Time series analysis - explained

ml
algorithms

posted on 16 Jun 2020 under category tutorial

Introduction

A times series is a set of data recorded at regular times. For example, you might record the outdoor temperature at noon every day for a year.

The movement of the data over time may be due to many independent factors.

Long term trend: the overall movement or general direction of the data, ignoring any short term effects such as cyclical or seasonal variations. For example, the enrollment trend at a particular university may be a steady climb on average over the past 100 years. This trend may be present despite having a few years of loss or stagnant enrollment followed by years of rapid growth. Cyclical Movements: Relatively long term patterns of oscillation in the data. These cycles may take many years to play out. There is a various cycles in business economics, some taking 6 years, others taking half a century or more. Seasonal Variation: Predictable patterns of ups and downs that occur within a single year and repeat year after year. Temperatures typically show seasonal variation, dropping in the Fall and Winter and rising again in the Spring and Summer. Noise: Every set of data has noise. These are random fluctuations or variations due to uncontrolled factors.

Putting the Factors Together

Each factor has an associated data series:

Trend factor: Tt
Cyclic factor: Ct
Seasonal factor: St
Noise factor: Nt Finally, the original data series, Yt, consists of the product of the individual factors.

Yt = Tt × Ct × St × Nt

Often only one of the oscillating factors, Ct or St, is needed.

Forecasting

The idea behind forecasting is to predict future values of data based on what happened before. It’s not a perfect science, because there are typically many factors outside of our control which could affect the future values substantially. The further into the future you want to forecast, the less certain you can be of your prediction.

Just look at weather reporting!
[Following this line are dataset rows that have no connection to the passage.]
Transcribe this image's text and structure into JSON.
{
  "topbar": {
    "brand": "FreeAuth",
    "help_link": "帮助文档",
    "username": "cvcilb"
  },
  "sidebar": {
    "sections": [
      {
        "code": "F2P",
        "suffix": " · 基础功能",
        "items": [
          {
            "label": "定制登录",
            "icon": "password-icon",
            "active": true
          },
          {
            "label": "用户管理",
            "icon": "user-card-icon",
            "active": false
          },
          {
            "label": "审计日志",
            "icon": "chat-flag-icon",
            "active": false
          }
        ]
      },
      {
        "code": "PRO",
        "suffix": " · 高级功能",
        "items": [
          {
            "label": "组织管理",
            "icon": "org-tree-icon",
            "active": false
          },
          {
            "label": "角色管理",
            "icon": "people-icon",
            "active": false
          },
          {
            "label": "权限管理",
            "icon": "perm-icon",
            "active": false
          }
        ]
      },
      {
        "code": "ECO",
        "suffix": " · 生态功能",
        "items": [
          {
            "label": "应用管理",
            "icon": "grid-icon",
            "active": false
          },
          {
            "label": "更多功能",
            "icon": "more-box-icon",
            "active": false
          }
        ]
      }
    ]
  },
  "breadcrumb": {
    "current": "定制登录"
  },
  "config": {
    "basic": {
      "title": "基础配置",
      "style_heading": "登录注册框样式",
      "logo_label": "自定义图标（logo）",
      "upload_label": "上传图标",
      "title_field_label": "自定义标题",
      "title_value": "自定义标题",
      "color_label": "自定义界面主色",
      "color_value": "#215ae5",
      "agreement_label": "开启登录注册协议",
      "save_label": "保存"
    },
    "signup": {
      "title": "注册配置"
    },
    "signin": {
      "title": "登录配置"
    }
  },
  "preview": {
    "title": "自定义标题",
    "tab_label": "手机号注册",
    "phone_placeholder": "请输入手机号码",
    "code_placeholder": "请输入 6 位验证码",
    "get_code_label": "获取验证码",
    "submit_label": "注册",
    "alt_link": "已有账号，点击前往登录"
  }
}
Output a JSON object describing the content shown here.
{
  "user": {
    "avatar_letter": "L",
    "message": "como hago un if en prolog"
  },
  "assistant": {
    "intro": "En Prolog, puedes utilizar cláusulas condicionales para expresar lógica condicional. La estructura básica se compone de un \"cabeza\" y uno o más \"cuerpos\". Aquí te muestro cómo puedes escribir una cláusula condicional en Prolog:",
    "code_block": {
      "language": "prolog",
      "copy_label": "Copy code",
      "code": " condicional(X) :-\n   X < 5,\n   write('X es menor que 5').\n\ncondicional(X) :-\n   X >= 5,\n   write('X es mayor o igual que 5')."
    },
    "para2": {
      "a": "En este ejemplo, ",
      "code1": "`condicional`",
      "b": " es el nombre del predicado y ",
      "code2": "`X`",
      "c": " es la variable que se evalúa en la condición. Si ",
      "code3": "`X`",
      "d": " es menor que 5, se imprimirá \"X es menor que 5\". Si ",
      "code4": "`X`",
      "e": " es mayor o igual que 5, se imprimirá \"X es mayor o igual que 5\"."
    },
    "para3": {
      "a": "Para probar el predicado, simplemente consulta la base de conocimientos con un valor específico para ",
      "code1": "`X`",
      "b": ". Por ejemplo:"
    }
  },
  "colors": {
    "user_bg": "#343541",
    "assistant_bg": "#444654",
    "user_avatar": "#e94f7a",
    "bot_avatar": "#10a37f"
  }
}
Figuring out if it will rain tomorrow is not too difficult, but it’s virtually impossible to predict if it will rain exactly a month from now.

Basically, the theory behind a forecast is as follows.

Smooth out all of the cyclical, seasonal, and noise components so that only the overall trend remains.
Find an appropriate regression model for the trend. Simple linear regression often does the trick nicely.
Estimate the cyclical and seasonal variations of the original data.
Factor the cyclical and seasonal variations back into the regression model.
Obtain estimates of error (confidence intervals). The larger the noise factor, the less certain the forecasted data will be.

Key Terms

There are a few key terms that are commonly encountered when working with Time Series, these are inclusive of but not exclusively described in the following list:

Trend: A time series is supposed to have an upward or downward trend if the plot shows a constant slope when plotted. It is noteworthy that for a pattern to be a trend, it needs to be consistent through the series. If we start getting upwards and downwards trend in the same plot, then it could be an indication of cyclical behavior. TS with an upward trend

Sesonality: If a TS has a regular repeating pattern based on the calendar or clock, then we call it to have seasonality. Soemtimes there can be different amount of seasonal variation across years, and in such cases it is ideal to take the log of values in order to get a better idea about seasonality. It is noteworthy that Annual Data would rarely have a seasonal component. TS with a seasonal component

Cyclical TS: Cyclical patterns are irregular based on calendar or clock. In these cases there are trends in the Time Series that are of irregular lengths, like business data, there can be revenue gain or loss due to a bad product but how long the upward or downward trend would last, is unknown beforehand. Often, when a plot shows cyclical behavior, it would be a combination of big and small cycles. Also, these are very difficult to model because there is no specific pattern and we do not know what would happen next.
TS with cyclical patterns

Autocorrelation/Serial Correlation: The dependence on the past in case of a univariate time series is called autocorrelation.

Types of Time Series

The two major types of time series are as follows:

Most of the theory that has been developed was developed for stationary time series.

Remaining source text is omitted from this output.